I do my best to eat meat that is humanely raised, grass-fed, free of antibiotics and hormones, and for seafood, I eat wild versus farm-raised. I like to buy seafood that has the Marine Stewardship Council ecolabel because it means that brand has made a commitment to seafood sustainability. I do eat cheese and meat alternatives that are GMO-free which I also lump in the "on occasion" category. A couple of my favorites include, Beyond Meat plant-protein chicken-free strips, and Daiya dairy-free cheese.
I eat real foods and as much organic and GMO-free as much as possible looking for the USDA organic and Non-GMO Project Verified symbols. If the ingredient list sounds like a chemistry project, I don't eat it.

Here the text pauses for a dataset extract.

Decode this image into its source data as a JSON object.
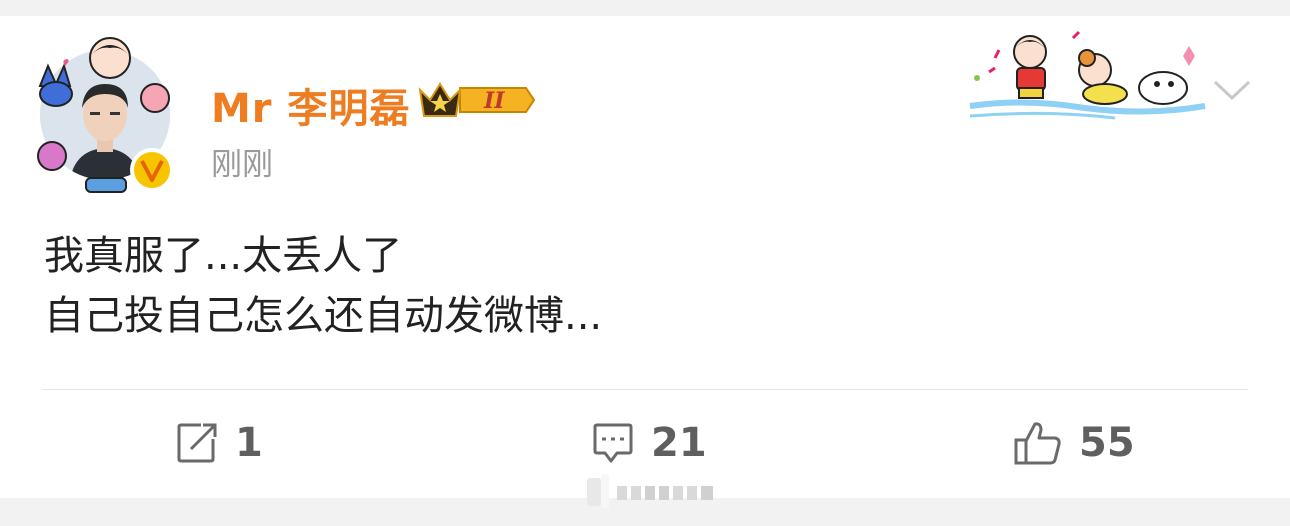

Going Flexitarian not only helped me feel better, it helped me get back in and healthily stay in my skinny jeans - 40lbs gone and stayed off for over five years now!
And unlike most weight loss diets, there is no cheating or dieting here. There is no more worrying or obsessing like I used to. I just eat!
Along with being Flexitarian, I am also gluten-little and soy-little meaning I have cut my gluten and soy consumption way down like 80% down. Although I am not allergic or intolerant to gluten, I started going gluten-little because I noticed I just felt better with less gluten in my daily eating. I only eat organic soy because I know it's GMO-free.
I am also avoidant of High Fructose Corn Syrup, Artificial Sweeteners, Sugar Alcohols, Artificial Food Coloring & Food Dyes, MSG, and Preservatives. We're keeping it real!
For sugars, the American Heart Association recommends that women consume around 25 grams of added sugar per day, and for men 37 grams. I try and stick to that guideline +/- 10%. Cutting down on the sugars was and still is one of my personal eating challenges because oh how I love donuts, cookies, and sugary drinks. But the more my body gets used to the healthier eating, the easier it becomes to not want the sugars.
At Noshtopia, my intention is to help you eat your way to a life full of healthiness and have fun along the way! If you are new to eating Flexitarian, I welcome you and please let me know in what ways I can make eating more of a pleasure.